Freitas continues: “This holocaust we call natural death produces 2.4 million deaths annually in the United States alone. The human death toll in 2001 was nearly 55 million people. The worst disasters in human history pale in comparison to natural death.” Freitas goes on to liken the richness of each person—his knowledge as opposed to, say, the street value of his hair and gold fillings—to the equivalent of at least one book. That’s a “destruction” equivalent to three Libraries of Congress per year. Further, if you agree that some people are more than one book, then it’s even more devastating. If, however, you feel that some folks’ book is The Prince of Tides, or that others of us add up to all the complexity of a document, frequently pink, titled “While You Were Out,” then it’s a tragedy of lesser magnitude.
Like many here, Freitas is a nanotechnologist. Nanotechnology is the Holy Grail of what’s to come for cryonics—the thing that will make bringing patients out of cryosuspension possible. He talks about a future in which an array of intelligent nanodevices will be dispatched into our bodies like so many Fantastic Voyage Raquel Welches, their sole mission our intracorporeal perfection. Many of the methods he cites are theoretically feasible: chromosome-replacement therapy (microscopic cell-by-cell damage repair); respirocytes (artificial red blood cells that would enable us to sink to the bottom of a pool and hold our breath for four hours); microbivores (artificial white blood cells that would be one hundred times more effective than the real thing). All of these, says Freitas, could potentially restore us to the perfection of our youth.

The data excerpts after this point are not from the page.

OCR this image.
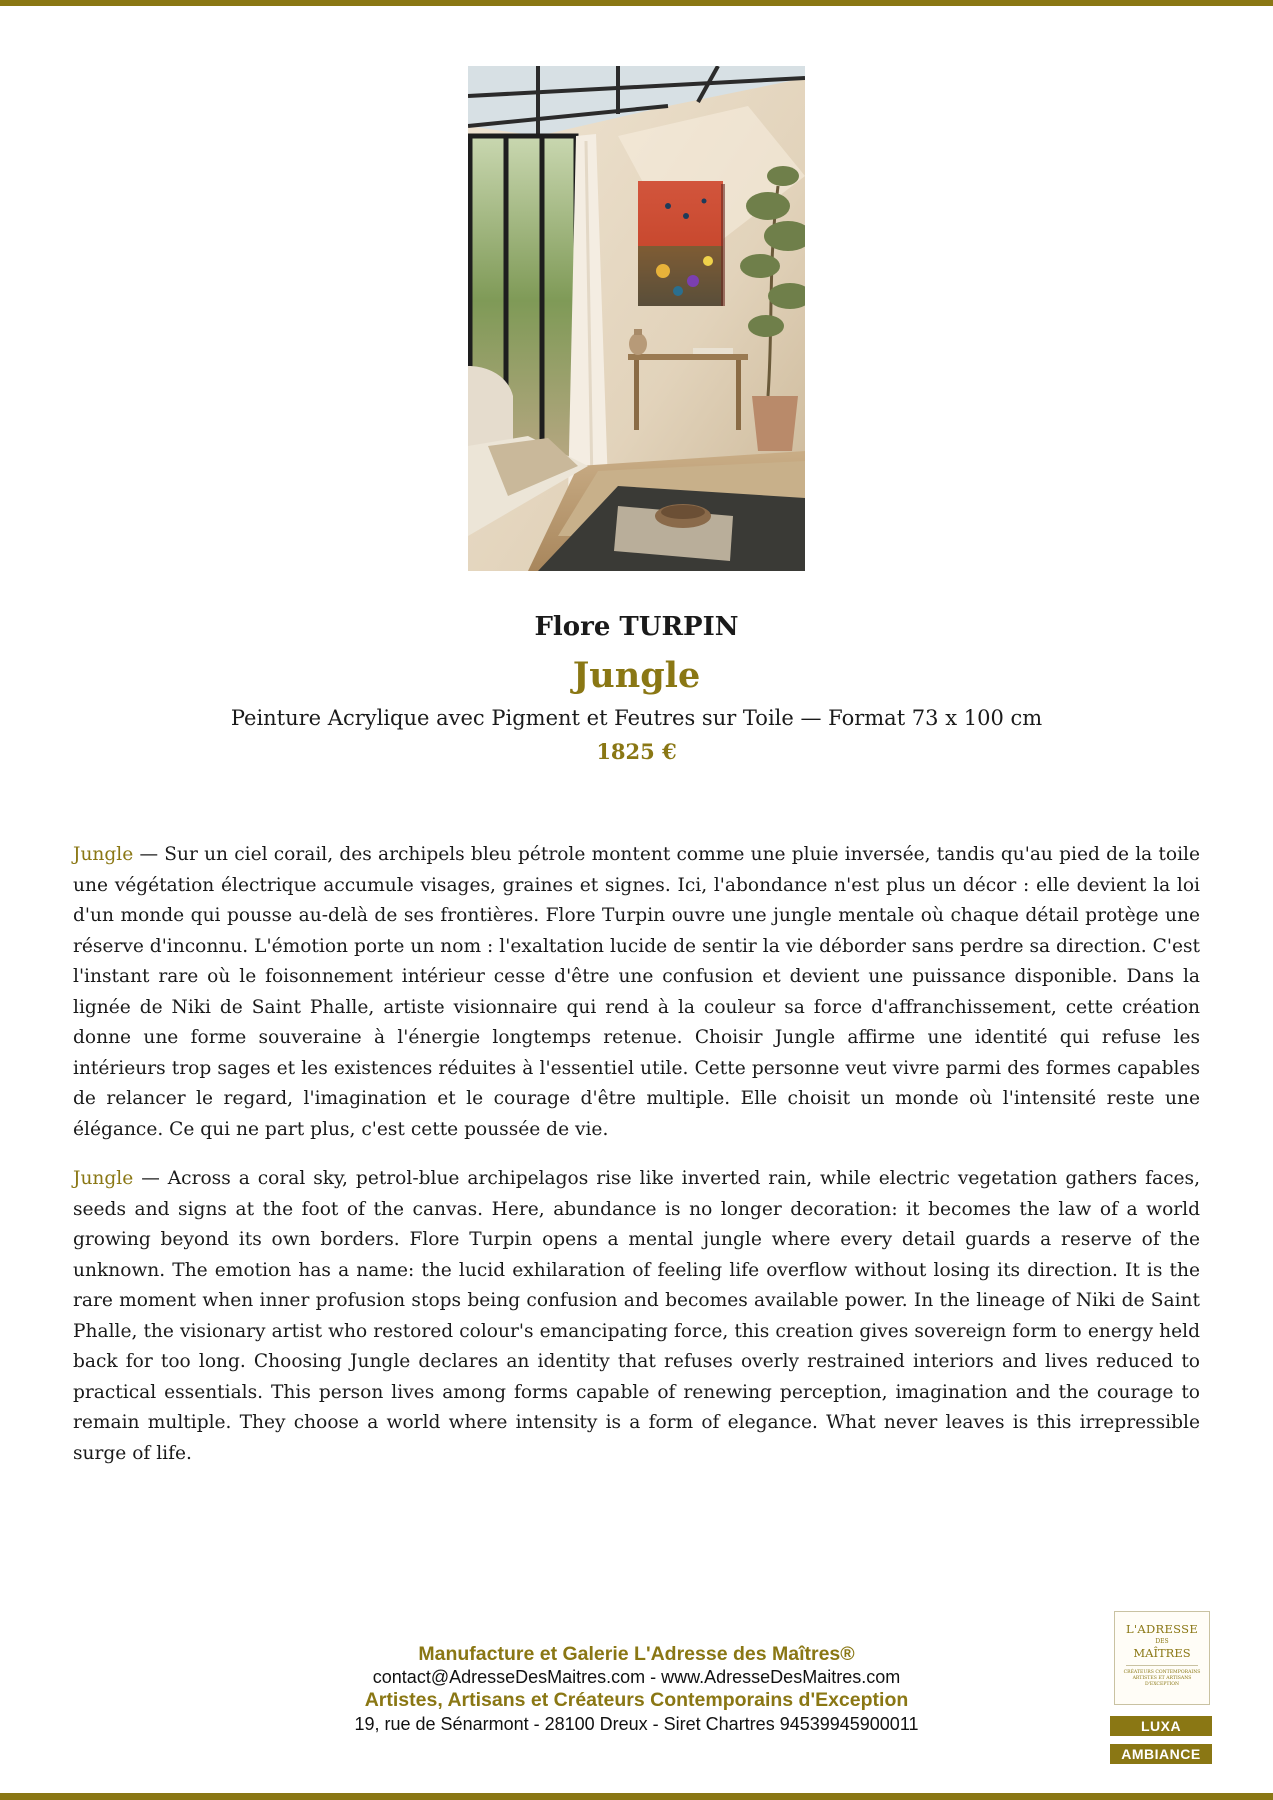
Flore TURPIN
Jungle
Peinture Acrylique avec Pigment et Feutres sur Toile — Format 73 x 100 cm
1825 €

Jungle — Sur un ciel corail, des archipels bleu pétrole montent comme une pluie inversée, tandis qu'au pied de la toile une végétation électrique accumule visages, graines et signes. Ici, l'abondance n'est plus un décor : elle devient la loi d'un monde qui pousse au-delà de ses frontières. Flore Turpin ouvre une jungle mentale où chaque détail protège une réserve d'inconnu. L'émotion porte un nom : l'exaltation lucide de sentir la vie déborder sans perdre sa direction. C'est l'instant rare où le foisonnement intérieur cesse d'être une confusion et devient une puissance disponible. Dans la lignée de Niki de Saint Phalle, artiste visionnaire qui rend à la couleur sa force d'affranchissement, cette création donne une forme souveraine à l'énergie longtemps retenue. Choisir Jungle affirme une identité qui refuse les intérieurs trop sages et les existences réduites à l'essentiel utile. Cette personne veut vivre parmi des formes capables de relancer le regard, l'imagination et le courage d'être multiple. Elle choisit un monde où l'intensité reste une élégance. Ce qui ne part plus, c'est cette poussée de vie.

Jungle — Across a coral sky, petrol-blue archipelagos rise like inverted rain, while electric vegetation gathers faces, seeds and signs at the foot of the canvas. Here, abundance is no longer decoration: it becomes the law of a world growing beyond its own borders. Flore Turpin opens a mental jungle where every detail guards a reserve of the unknown. The emotion has a name: the lucid exhilaration of feeling life overflow without losing its direction. It is the rare moment when inner profusion stops being confusion and becomes available power. In the lineage of Niki de Saint Phalle, the visionary artist who restored colour's emancipating force, this creation gives sovereign form to energy held back for too long. Choosing Jungle declares an identity that refuses overly restrained interiors and lives reduced to practical essentials. This person lives among forms capable of renewing perception, imagination and the courage to remain multiple. They choose a world where intensity is a form of elegance. What never leaves is this irrepressible surge of life.

Manufacture et Galerie L'Adresse des Maîtres®
contact@AdresseDesMaitres.com - www.AdresseDesMaitres.com
Artistes, Artisans et Créateurs Contemporains d'Exception
19, rue de Sénarmont - 28100 Dreux - Siret Chartres 94539945900011
L'ADRESSE
DES
MAÎTRES
CRÉATEURS CONTEMPORAINS ARTISTES ET ARTISANS D'EXCEPTION
LUXA
AMBIANCE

“A rollback to the physiology of your late teens might be easier than your 10-year-old self,” he says, “and more fun. We could live about 900 years.” A terrifying prospect, since everyone else would also be 18 again, and that ruthless food chain of those miserable years would reign once more. Only this time, high school would be nine centuries long. That’s close to a millennium’s worth of blackheads.
The grand fantasy of cheating death, the underlying myth at the heart of this conference, is as old as humanity itself. Most every culture has a cautionary tale about some soul who aspires to godlike immortality and is brought low as a result. Not surprisingly, the disastrous hubris of Icarus is not invoked here. What is brought up repeatedly as a worthy precedent is a letter Benjamin Franklin wrote to a friend in 1773: “I should prefer to an ordinary death, being immersed with a few friends in a cask of Madeira wine, until that time, then to be recalled to life by the solar warmth of my dear country!”
The intervening twenty-three decades since Franklin’s missive have done little to make that dream practical.